破裂および非破裂の脳動静脈奇形の検出率が低下している:人口ベースの研究。
DOI:10.1212/WNL.0000000000214724
アブストラクト
背景と目的:非侵襲的画像診断法の普及と利用しやすさの向上に伴い、未破裂脳動静脈奇形(AVM)などの偶発的な頭蓋内所見の検出率が高まっている。一方で、破裂AVMの発生率が上昇したのか、あるいは低下したのかという点について、既存の文献では相反する知見が示されている。 こうした動向を踏まえ、我々は、未破裂AVMの検出率は上昇しており、破裂AVMの検出率は18年間で変化しており、これは潜在的な血管リスクプロファイルや予防的健康行動の変化を反映している可能性があるという仮説を立てた。

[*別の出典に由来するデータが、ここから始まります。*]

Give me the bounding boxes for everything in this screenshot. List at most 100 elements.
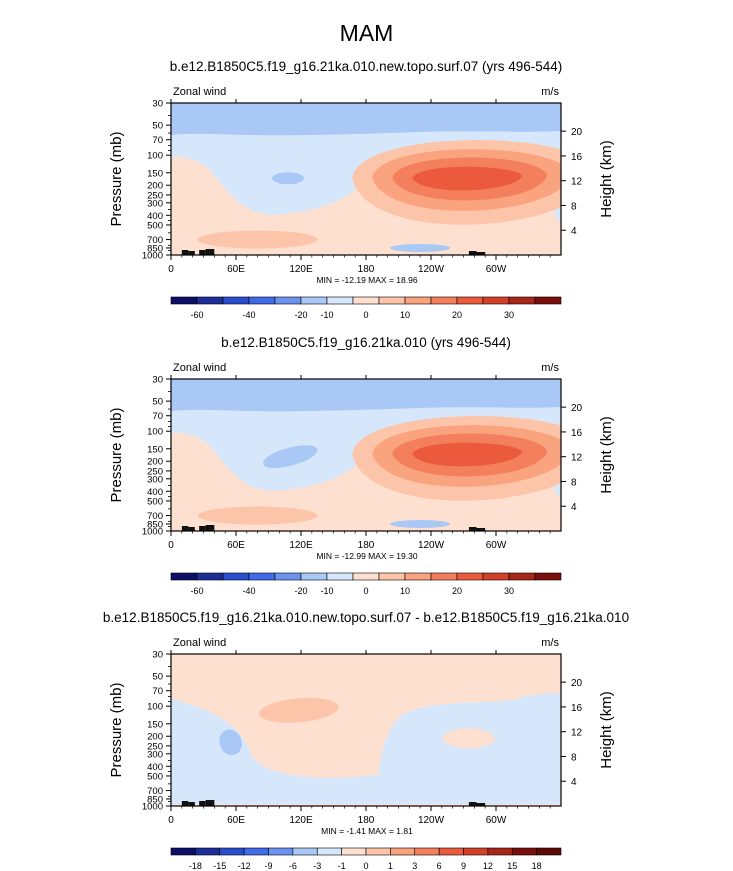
chart-panel-2: 3050701001502002503004005007008501000481… <box>108 335 615 596</box>
height-tick-label: 4 <box>571 226 577 237</box>
colorbar-label: 10 <box>400 310 410 320</box>
y-tick-label: 700 <box>147 786 163 797</box>
colorbar-label: 20 <box>452 310 462 320</box>
colorbar-swatch <box>326 296 354 305</box>
topography-bar <box>181 526 189 531</box>
y-tick-label: 50 <box>152 121 163 132</box>
colorbar-swatch <box>243 847 269 856</box>
colorbar-swatch <box>300 572 328 581</box>
y-tick-label: 30 <box>152 99 163 110</box>
min-max-stats: MIN = -1.41 MAX = 1.81 <box>321 826 413 836</box>
right-axis-label: Height (km) <box>598 140 615 218</box>
colorbar: -60 -40 -20 -10 0 10 20 30 <box>170 572 562 596</box>
y-tick-label: 500 <box>147 771 163 782</box>
colorbar-label: 30 <box>504 310 514 320</box>
colorbar-label: 0 <box>363 586 368 596</box>
colorbar-label: -40 <box>242 310 255 320</box>
figure-title: MAM <box>339 20 394 46</box>
colorbar-swatch <box>170 296 198 305</box>
colorbar-swatch <box>378 296 406 305</box>
colorbar-swatch <box>482 296 510 305</box>
x-tick-label: 180 <box>358 815 375 826</box>
y-tick-label: 200 <box>147 457 163 468</box>
colorbar-swatch <box>316 847 342 856</box>
y-tick-label: 200 <box>147 181 163 192</box>
colorbar-swatch <box>326 572 354 581</box>
x-tick-label: 120W <box>418 540 445 551</box>
right-axis-label: Height (km) <box>598 416 615 494</box>
colorbar-swatch <box>300 296 328 305</box>
topography-bar <box>476 803 486 806</box>
colorbar: -18 -15 -12 -9 -6 -3 -1 0 1 3 6 9 12 15 18 <box>170 847 562 871</box>
colorbar-swatch <box>378 572 406 581</box>
positive-patch-small <box>442 728 495 749</box>
colorbar-swatch <box>248 572 276 581</box>
topography-bar <box>476 252 486 255</box>
min-max-stats: MIN = -12.19 MAX = 18.96 <box>316 275 417 285</box>
colorbar-label: 30 <box>504 586 514 596</box>
height-tick-label: 4 <box>571 502 577 513</box>
colorbar-swatch <box>404 572 432 581</box>
y-tick-label: 400 <box>147 487 163 498</box>
y-tick-label: 1000 <box>142 251 163 262</box>
colorbar-label: -60 <box>190 310 203 320</box>
colorbar-swatch <box>274 296 302 305</box>
colorbar-label: -40 <box>242 586 255 596</box>
right-axis-label: Height (km) <box>598 691 615 769</box>
y-tick-label: 50 <box>152 397 163 408</box>
topography-bar <box>181 801 189 806</box>
colorbar-swatch <box>511 847 537 856</box>
y-tick-label: 850 <box>147 243 163 254</box>
x-tick-label: 180 <box>358 264 375 275</box>
colorbar-label: -10 <box>320 310 333 320</box>
colorbar-swatch <box>482 572 510 581</box>
height-tick-label: 8 <box>571 752 577 763</box>
x-tick-label: 120E <box>289 540 313 551</box>
y-tick-label: 250 <box>147 741 163 752</box>
easterly-top-band <box>171 379 561 412</box>
y-tick-label: 70 <box>152 411 163 422</box>
colorbar-label: 12 <box>483 861 493 871</box>
x-tick-label: 120E <box>289 264 313 275</box>
y-tick-label: 850 <box>147 519 163 530</box>
easterly-patch-mid <box>263 445 318 468</box>
x-tick-label: 120W <box>418 815 445 826</box>
colorbar-label: 10 <box>400 586 410 596</box>
min-max-stats: MIN = -12.99 MAX = 19.30 <box>316 551 417 561</box>
topography-bar <box>205 525 215 531</box>
colorbar-label: -6 <box>289 861 297 871</box>
chart-panel-3: 3050701001502002503004005007008501000481… <box>103 610 629 871</box>
height-tick-label: 20 <box>571 678 583 689</box>
topography-bar <box>205 800 215 806</box>
x-tick-label: 0 <box>168 264 174 275</box>
y-tick-label: 150 <box>147 168 163 179</box>
y-tick-label: 700 <box>147 511 163 522</box>
colorbar-swatch <box>222 572 250 581</box>
colorbar-label: 18 <box>532 861 542 871</box>
topography-bar <box>188 527 195 531</box>
contour-field <box>171 103 561 255</box>
colorbar-label: -20 <box>294 310 307 320</box>
y-tick-label: 70 <box>152 135 163 146</box>
colorbar-label: 1 <box>388 861 393 871</box>
colorbar-label: -15 <box>213 861 226 871</box>
panel-left-label: Zonal wind <box>173 637 226 649</box>
height-tick-label: 16 <box>571 703 583 714</box>
colorbar-swatch <box>508 296 536 305</box>
colorbar-swatch <box>196 572 224 581</box>
negative-patch <box>219 729 242 756</box>
panel-units: m/s <box>541 86 559 98</box>
colorbar-label: -60 <box>190 586 203 596</box>
colorbar-label: -12 <box>238 861 251 871</box>
height-tick-label: 20 <box>571 403 583 414</box>
y-tick-label: 400 <box>147 211 163 222</box>
easterly-patch-low <box>390 243 451 252</box>
topography-bar <box>468 251 477 255</box>
y-tick-label: 30 <box>152 375 163 386</box>
positive-patch <box>258 697 339 723</box>
y-tick-label: 1000 <box>142 527 163 538</box>
westerly-low <box>197 506 318 525</box>
y-tick-label: 300 <box>147 474 163 485</box>
y-tick-label: 1000 <box>142 802 163 813</box>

方法: 本後ろ向き人口ベース研究では、1998年から2015年の間に南フィンランドでAVMを患った入院患者および非入院患者(搬送前の突然死)を、国立死因登録簿の剖検報告書(ICD-10コードI60.8、I61.0-I61.9、Q28.0-Q28.3を使用)およびヘルシンキAVM登録簿から特定した。 破裂性および非破裂性AVMについて、3年ごとの区間で欧州標準人口に基づく年齢調整検出率(95%信頼区間)を算出した。検出率の傾向の有意性は、3年ごとの移動平均値を用いてポアソン回帰分析により解析した。
結果:1998年から2015年の間に、AVMを有する288名(最低年齢0.2歳、平均年齢41.1歳、標準偏差=18.0歳、女性48.3%)が特定された。そのうち284名が入院し、4名が自宅でAVMにより死亡した(法医学的剖検により診断)。 1998年から2015年にかけて、破裂および非破裂AVMの全体(男女)における検出率は、10万人年当たり0.91(95% CI 0.66-1.17)から0.40(95% CI 0.24-0.56)へと減少した。 破裂および非破裂AVMの年間減少率は、男性で5.7%(95% CI 3.6%-7.8%)、30歳未満の患者で5.9%(95% CI 3.2%-8.7%)、 30~59歳の患者では4.8%(95% CI 2.7%~7.0%)、女性では2.2%(95% CI 0.0%~4.3%)であった。 検出率は、破裂AVMでは年間4.6%(95% CI 2.6%-6.6%)、未破裂AVMでは3.1%(95% CI 0.7%-5.4%)ずつ減少した。
考察:我々の仮説とは逆に、18年間の研究期間において、未破裂AVMの全体的な検出率が低下していることが観察された。さらに、男性、女性、および60歳未満の患者において、破裂AVMの数が大幅に減少していることが判明した。これらの急速な変化の理由は依然として不明であり、さらなる調査が必要である。